Ecco, questi gravi fatti, queste gravi parole, sono il frutto cattivo quanto inevitabile delle tante, troppe politiche scolastiche avvilenti che si sono avvicendate in questi anni in Italia sta giungendo alla sua triste maturazione. E ha un nome: razzismo. Ci troviamo infatti di fronte a politiche scolastiche fortemente meritocratiche che fomentano e incitano al razzismo. Una vera e propria forma di razzismo di Stato. Il caso più eclatante riguarda un fenomeno che si registra da ormai qualche tempo all’inizio dell’anno scolastico: lo svuotamento delle classi che hanno al loro interno uno studente diversamente abile. E’ chiaro che la forte riduzione dei docenti di sostegno che c’è stata in questi anni, – la richiesta delle ore certificate dalle Asl per «coprire» il tempo scuola di questi alunni è tranquillamente disatteso dalle istituzioni scolastiche statali e al massimo si ricorre all’utilizzo di educatori sottopagati e in gran parte impreparati a spese dei comuni, e questo nei casi migliori, – ha un suo grande peso rispetto a questa situazione.
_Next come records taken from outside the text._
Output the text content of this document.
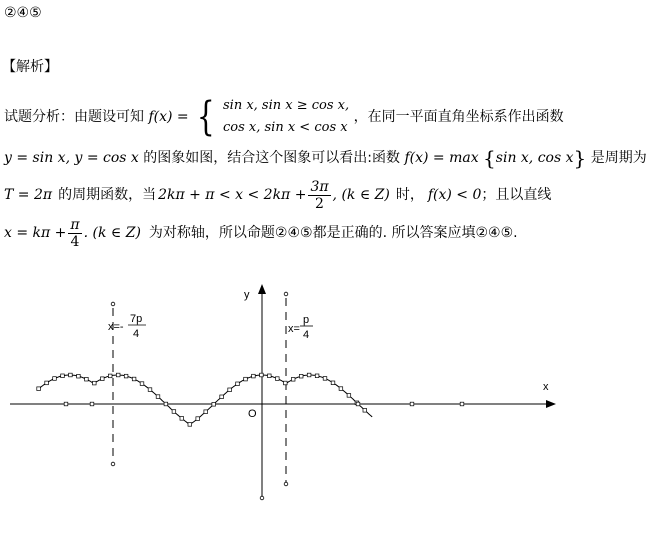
②④⑤
【解析】
试题分析：由题设可知 f(x) = { sin x, sin x ≥ cos x,
cos x, sin x < cos x
，在同一平面直角坐标系作出函数
y = sin x, y = cos x 的图象如图，结合这个图象可以看出:函数 f(x) = max {sin x, cos x} 是周期为
T = 2π 的周期函数，当 $2k\pi + \pi < x < 2k\pi + \frac{3\pi}{2}$ , (k ∈ Z) 时， f(x) < 0 ；且以直线
$x = k\pi + \frac{\pi}{4}$ . (k ∈ Z) 为对称轴，所以命题②④⑤都是正确的. 所以答案应填②④⑤.
y
x
O
x=-
7p
4	x=
p
4
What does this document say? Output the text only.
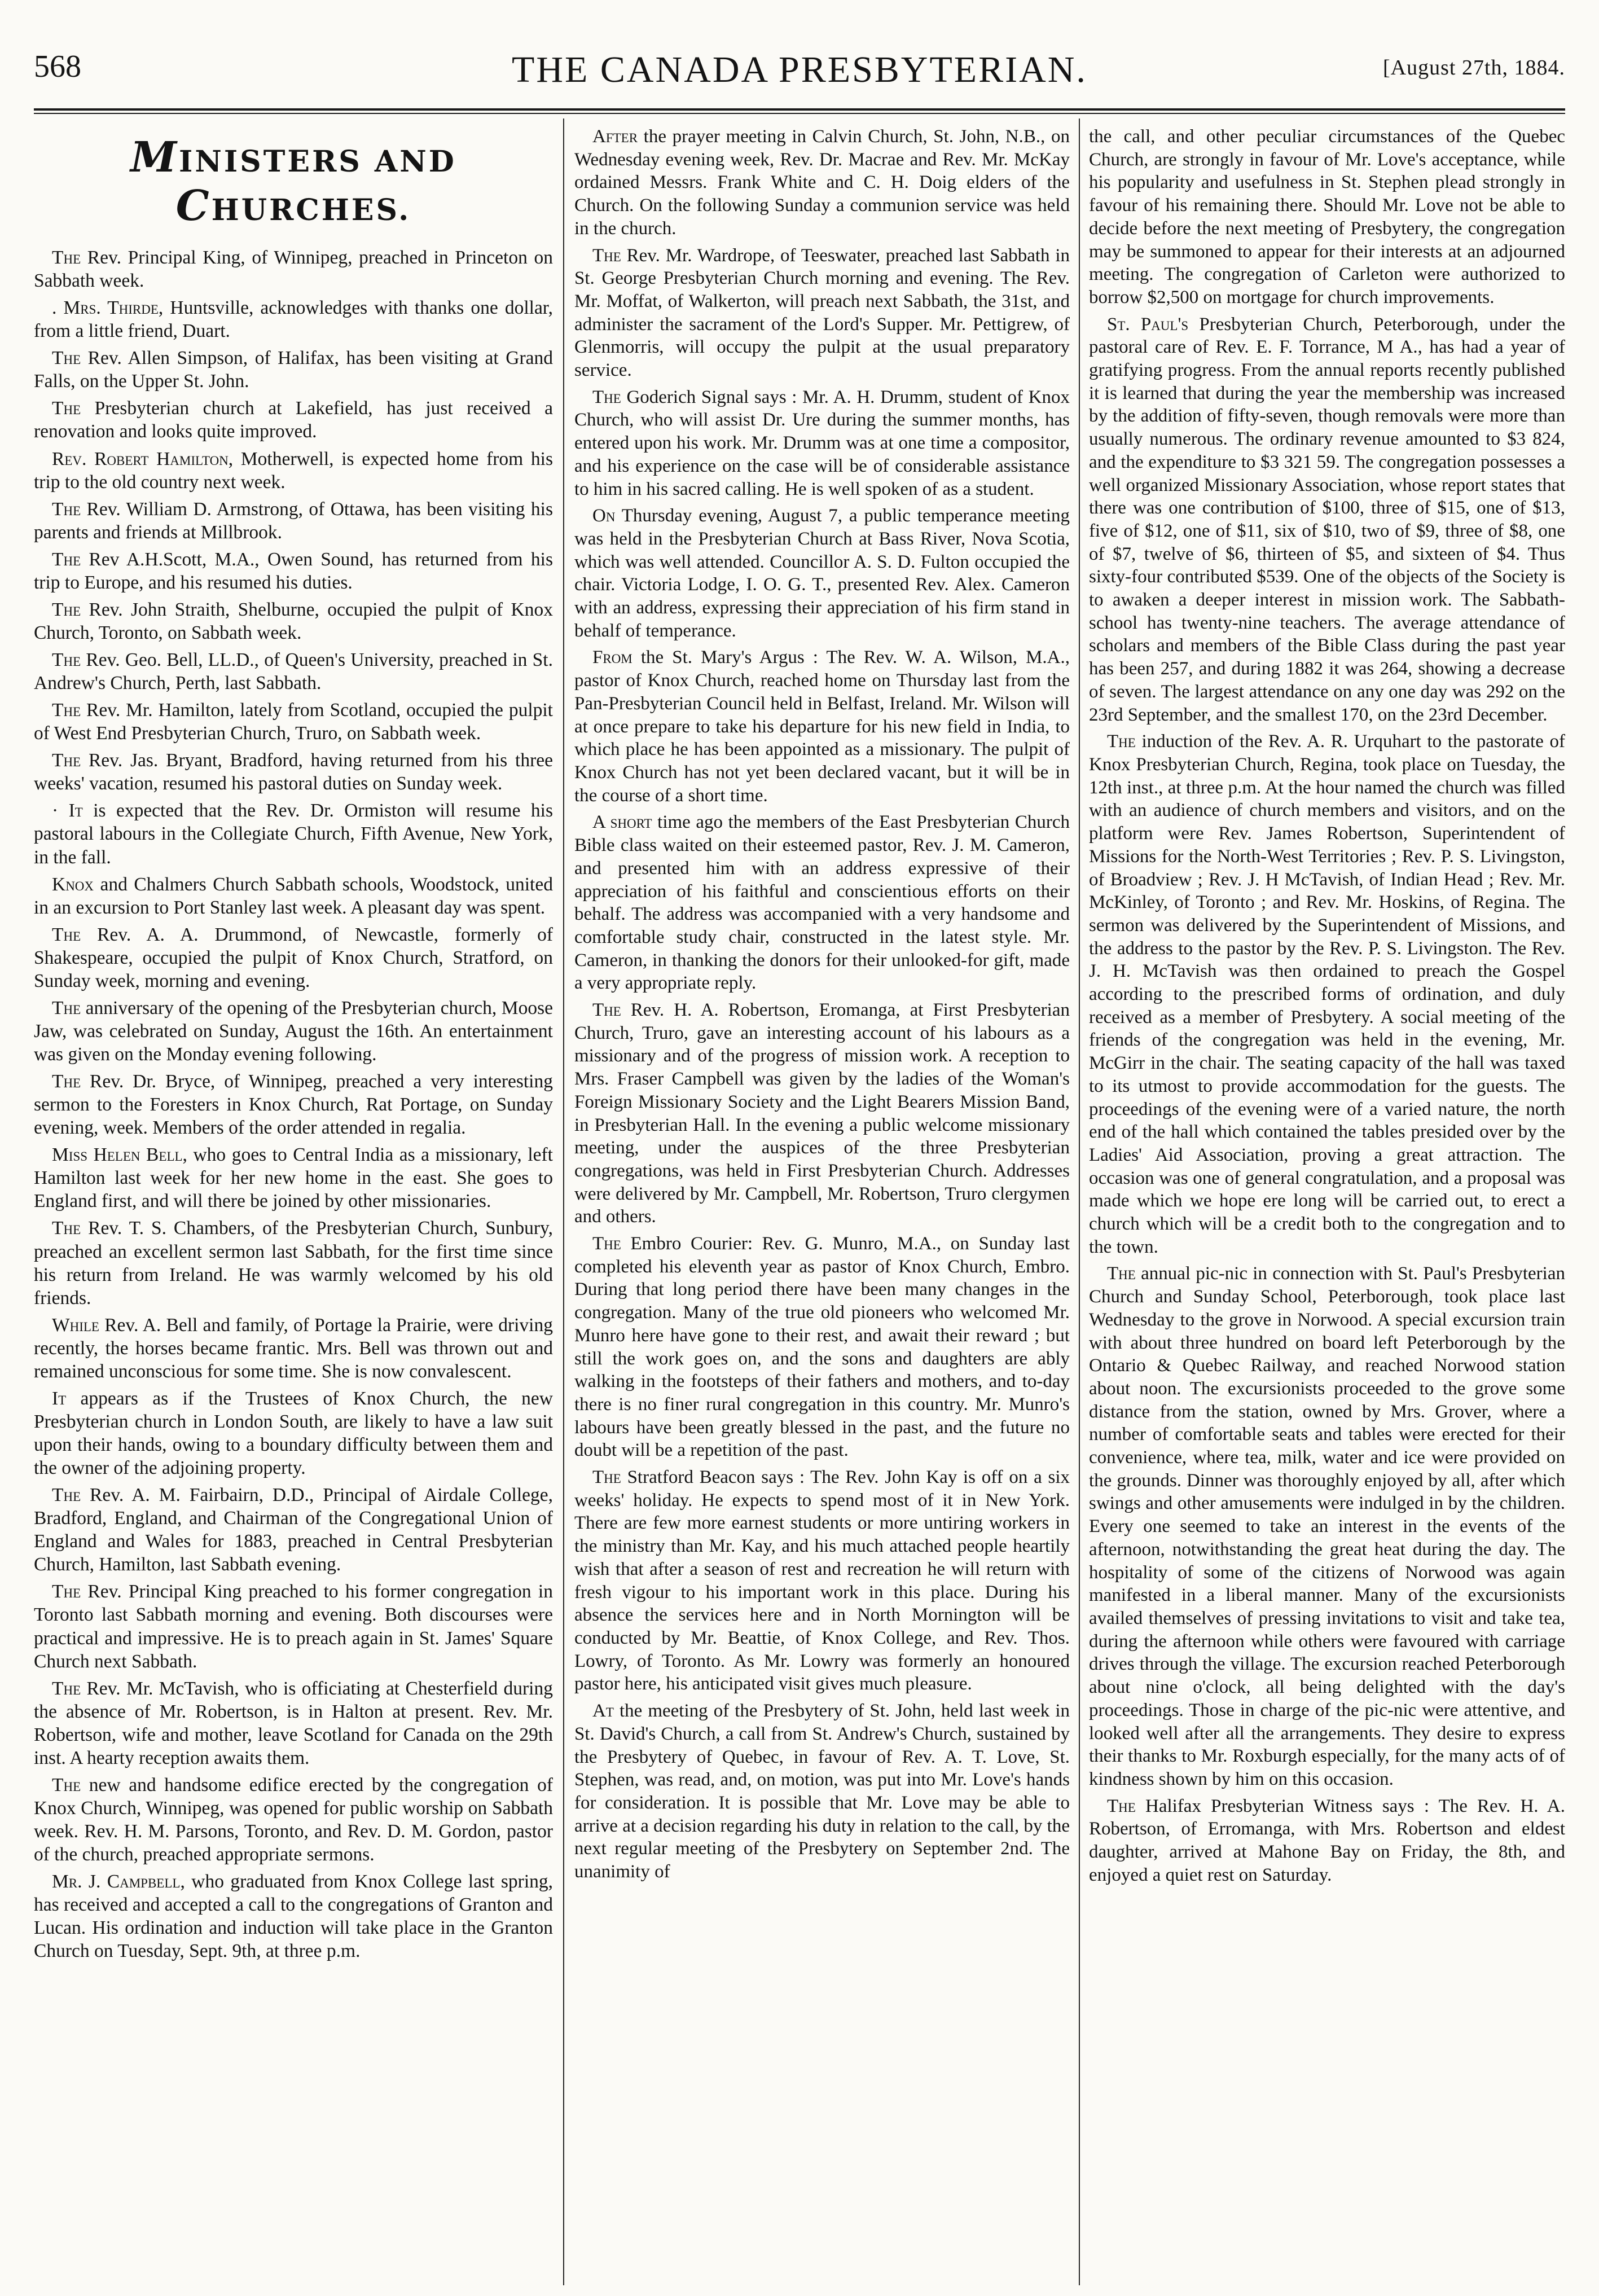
568	THE CANADA PRESBYTERIAN.	[August 27th, 1884.
MINISTERS AND CHURCHES.

The Rev. Principal King, of Winnipeg, preached in Princeton on Sabbath week.

. Mrs. Thirde, Huntsville, acknowledges with thanks one dollar, from a little friend, Duart.

The Rev. Allen Simpson, of Halifax, has been visiting at Grand Falls, on the Upper St. John.

The Presbyterian church at Lakefield, has just received a renovation and looks quite improved.

Rev. Robert Hamilton, Motherwell, is expected home from his trip to the old country next week.

The Rev. William D. Armstrong, of Ottawa, has been visiting his parents and friends at Millbrook.

The Rev A.H.Scott, M.A., Owen Sound, has returned from his trip to Europe, and his resumed his duties.

The Rev. John Straith, Shelburne, occupied the pulpit of Knox Church, Toronto, on Sabbath week.

The Rev. Geo. Bell, LL.D., of Queen's University, preached in St. Andrew's Church, Perth, last Sabbath.

The Rev. Mr. Hamilton, lately from Scotland, occupied the pulpit of West End Presbyterian Church, Truro, on Sabbath week.

The Rev. Jas. Bryant, Bradford, having returned from his three weeks' vacation, resumed his pastoral duties on Sunday week.

· It is expected that the Rev. Dr. Ormiston will resume his pastoral labours in the Collegiate Church, Fifth Avenue, New York, in the fall.

Knox and Chalmers Church Sabbath schools, Woodstock, united in an excursion to Port Stanley last week. A pleasant day was spent.

The Rev. A. A. Drummond, of Newcastle, formerly of Shakespeare, occupied the pulpit of Knox Church, Stratford, on Sunday week, morning and evening.

The anniversary of the opening of the Presbyterian church, Moose Jaw, was celebrated on Sunday, August the 16th. An entertainment was given on the Monday evening following.

The Rev. Dr. Bryce, of Winnipeg, preached a very interesting sermon to the Foresters in Knox Church, Rat Portage, on Sunday evening, week. Members of the order attended in regalia.

Miss Helen Bell, who goes to Central India as a missionary, left Hamilton last week for her new home in the east. She goes to England first, and will there be joined by other missionaries.

The Rev. T. S. Chambers, of the Presbyterian Church, Sunbury, preached an excellent sermon last Sabbath, for the first time since his return from Ireland. He was warmly welcomed by his old friends.

While Rev. A. Bell and family, of Portage la Prairie, were driving recently, the horses became frantic. Mrs. Bell was thrown out and remained unconscious for some time. She is now convalescent.

It appears as if the Trustees of Knox Church, the new Presbyterian church in London South, are likely to have a law suit upon their hands, owing to a boundary difficulty between them and the owner of the adjoining property.

The Rev. A. M. Fairbairn, D.D., Principal of Airdale College, Bradford, England, and Chairman of the Congregational Union of England and Wales for 1883, preached in Central Presbyterian Church, Hamilton, last Sabbath evening.

The Rev. Principal King preached to his former congregation in Toronto last Sabbath morning and evening. Both discourses were practical and impressive. He is to preach again in St. James' Square Church next Sabbath.

The Rev. Mr. McTavish, who is officiating at Chesterfield during the absence of Mr. Robertson, is in Halton at present. Rev. Mr. Robertson, wife and mother, leave Scotland for Canada on the 29th inst. A hearty reception awaits them.

The new and handsome edifice erected by the congregation of Knox Church, Winnipeg, was opened for public worship on Sabbath week. Rev. H. M. Parsons, Toronto, and Rev. D. M. Gordon, pastor of the church, preached appropriate sermons.

Mr. J. Campbell, who graduated from Knox College last spring, has received and accepted a call to the congregations of Granton and Lucan. His ordination and induction will take place in the Granton Church on Tuesday, Sept. 9th, at three p.m.

After the prayer meeting in Calvin Church, St. John, N.B., on Wednesday evening week, Rev. Dr. Macrae and Rev. Mr. McKay ordained Messrs. Frank White and C. H. Doig elders of the Church. On the following Sunday a communion service was held in the church.

The Rev. Mr. Wardrope, of Teeswater, preached last Sabbath in St. George Presbyterian Church morning and evening. The Rev. Mr. Moffat, of Walkerton, will preach next Sabbath, the 31st, and administer the sacrament of the Lord's Supper. Mr. Pettigrew, of Glenmorris, will occupy the pulpit at the usual preparatory service.

The Goderich Signal says : Mr. A. H. Drumm, student of Knox Church, who will assist Dr. Ure during the summer months, has entered upon his work. Mr. Drumm was at one time a compositor, and his experience on the case will be of considerable assistance to him in his sacred calling. He is well spoken of as a student.

On Thursday evening, August 7, a public temperance meeting was held in the Presbyterian Church at Bass River, Nova Scotia, which was well attended. Councillor A. S. D. Fulton occupied the chair. Victoria Lodge, I. O. G. T., presented Rev. Alex. Cameron with an address, expressing their appreciation of his firm stand in behalf of temperance.

From the St. Mary's Argus : The Rev. W. A. Wilson, M.A., pastor of Knox Church, reached home on Thursday last from the Pan-Presbyterian Council held in Belfast, Ireland. Mr. Wilson will at once prepare to take his departure for his new field in India, to which place he has been appointed as a missionary. The pulpit of Knox Church has not yet been declared vacant, but it will be in the course of a short time.

A short time ago the members of the East Presbyterian Church Bible class waited on their esteemed pastor, Rev. J. M. Cameron, and presented him with an address expressive of their appreciation of his faithful and conscientious efforts on their behalf. The address was accompanied with a very handsome and comfortable study chair, constructed in the latest style. Mr. Cameron, in thanking the donors for their unlooked-for gift, made a very appropriate reply.

The Rev. H. A. Robertson, Eromanga, at First Presbyterian Church, Truro, gave an interesting account of his labours as a missionary and of the progress of mission work. A reception to Mrs. Fraser Campbell was given by the ladies of the Woman's Foreign Missionary Society and the Light Bearers Mission Band, in Presbyterian Hall. In the evening a public welcome missionary meeting, under the auspices of the three Presbyterian congregations, was held in First Presbyterian Church. Addresses were delivered by Mr. Campbell, Mr. Robertson, Truro clergymen and others.

The Embro Courier: Rev. G. Munro, M.A., on Sunday last completed his eleventh year as pastor of Knox Church, Embro. During that long period there have been many changes in the congregation. Many of the true old pioneers who welcomed Mr. Munro here have gone to their rest, and await their reward ; but still the work goes on, and the sons and daughters are ably walking in the footsteps of their fathers and mothers, and to-day there is no finer rural congregation in this country. Mr. Munro's labours have been greatly blessed in the past, and the future no doubt will be a repetition of the past.

The Stratford Beacon says : The Rev. John Kay is off on a six weeks' holiday. He expects to spend most of it in New York. There are few more earnest students or more untiring workers in the ministry than Mr. Kay, and his much attached people heartily wish that after a season of rest and recreation he will return with fresh vigour to his important work in this place. During his absence the services here and in North Mornington will be conducted by Mr. Beattie, of Knox College, and Rev. Thos. Lowry, of Toronto. As Mr. Lowry was formerly an honoured pastor here, his anticipated visit gives much pleasure.

At the meeting of the Presbytery of St. John, held last week in St. David's Church, a call from St. Andrew's Church, sustained by the Presbytery of Quebec, in favour of Rev. A. T. Love, St. Stephen, was read, and, on motion, was put into Mr. Love's hands for consideration. It is possible that Mr. Love may be able to arrive at a decision regarding his duty in relation to the call, by the next regular meeting of the Presbytery on September 2nd. The unanimity of

the call, and other peculiar circumstances of the Quebec Church, are strongly in favour of Mr. Love's acceptance, while his popularity and usefulness in St. Stephen plead strongly in favour of his remaining there. Should Mr. Love not be able to decide before the next meeting of Presbytery, the congregation may be summoned to appear for their interests at an adjourned meeting. The congregation of Carleton were authorized to borrow $2,500 on mortgage for church improvements.

St. Paul's Presbyterian Church, Peterborough, under the pastoral care of Rev. E. F. Torrance, M A., has had a year of gratifying progress. From the annual reports recently published it is learned that during the year the membership was increased by the addition of fifty-seven, though removals were more than usually numerous. The ordinary revenue amounted to $3 824, and the expenditure to $3 321 59. The congregation possesses a well organized Missionary Association, whose report states that there was one contribution of $100, three of $15, one of $13, five of $12, one of $11, six of $10, two of $9, three of $8, one of $7, twelve of $6, thirteen of $5, and sixteen of $4. Thus sixty-four contributed $539. One of the objects of the Society is to awaken a deeper interest in mission work. The Sabbath-school has twenty-nine teachers. The average attendance of scholars and members of the Bible Class during the past year has been 257, and during 1882 it was 264, showing a decrease of seven. The largest attendance on any one day was 292 on the 23rd September, and the smallest 170, on the 23rd December.

The induction of the Rev. A. R. Urquhart to the pastorate of Knox Presbyterian Church, Regina, took place on Tuesday, the 12th inst., at three p.m. At the hour named the church was filled with an audience of church members and visitors, and on the platform were Rev. James Robertson, Superintendent of Missions for the North-West Territories ; Rev. P. S. Livingston, of Broadview ; Rev. J. H McTavish, of Indian Head ; Rev. Mr. McKinley, of Toronto ; and Rev. Mr. Hoskins, of Regina. The sermon was delivered by the Superintendent of Missions, and the address to the pastor by the Rev. P. S. Livingston. The Rev. J. H. McTavish was then ordained to preach the Gospel according to the prescribed forms of ordination, and duly received as a member of Presbytery. A social meeting of the friends of the congregation was held in the evening, Mr. McGirr in the chair. The seating capacity of the hall was taxed to its utmost to provide accommodation for the guests. The proceedings of the evening were of a varied nature, the north end of the hall which contained the tables presided over by the Ladies' Aid Association, proving a great attraction. The occasion was one of general congratulation, and a proposal was made which we hope ere long will be carried out, to erect a church which will be a credit both to the congregation and to the town.

The annual pic-nic in connection with St. Paul's Presbyterian Church and Sunday School, Peterborough, took place last Wednesday to the grove in Norwood. A special excursion train with about three hundred on board left Peterborough by the Ontario & Quebec Railway, and reached Norwood station about noon. The excursionists proceeded to the grove some distance from the station, owned by Mrs. Grover, where a number of comfortable seats and tables were erected for their convenience, where tea, milk, water and ice were provided on the grounds. Dinner was thoroughly enjoyed by all, after which swings and other amusements were indulged in by the children. Every one seemed to take an interest in the events of the afternoon, notwithstanding the great heat during the day. The hospitality of some of the citizens of Norwood was again manifested in a liberal manner. Many of the excursionists availed themselves of pressing invitations to visit and take tea, during the afternoon while others were favoured with carriage drives through the village. The excursion reached Peterborough about nine o'clock, all being delighted with the day's proceedings. Those in charge of the pic-nic were attentive, and looked well after all the arrangements. They desire to express their thanks to Mr. Roxburgh especially, for the many acts of of kindness shown by him on this occasion.

The Halifax Presbyterian Witness says : The Rev. H. A. Robertson, of Erromanga, with Mrs. Robertson and eldest daughter, arrived at Mahone Bay on Friday, the 8th, and enjoyed a quiet rest on Saturday.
Così l’Italia, che prima del 2008 e della riforma Gelmini era un paese all’avanguardia nel mondo per la qualità dell’integrazione di questi alunni con bisogni speciali, ora rischia di precipitare tra i paesi che a scuola sono più discriminanti. C’è chi torna a parlare dei bambini diversamente abili e delle loro disabilità come qualcosa di ripugnante. Un limite all’insegnamento alla classe, invece che un valore aggiunto, perché quell’alunno impone il bus con la pedana per la gita, impone che alcuni giochi o studi siano adattati. C’è chi ripete con insistenza che la sua presenza, inevitabilmente, rallenta l’apprendimento di tutti gli altri studenti «normali». E allora le mamme, anche le progressiste, anche quelle di più larghe vendute, insieme ai papà, spostano i loro figli da una classe «infestata» dal disabile a un’altra «sana», «omogenea», «normale». Sui giornali si grida allo scandalo. Perché? Non è forse quello che in questi anni ci ha insegnato il nostro stesso Stato? Pensiamo alle famigerate prove Invalsi: sono sottoposte a tutti gli studenti tranne che ai disabili.
Occorre urgentemente che anche le mamme e i papà dei bambini non disabili mostrino la loro solidarietà e la loro indignazione nei confronti di queste situazioni che sono ormai una vergogna nazionale.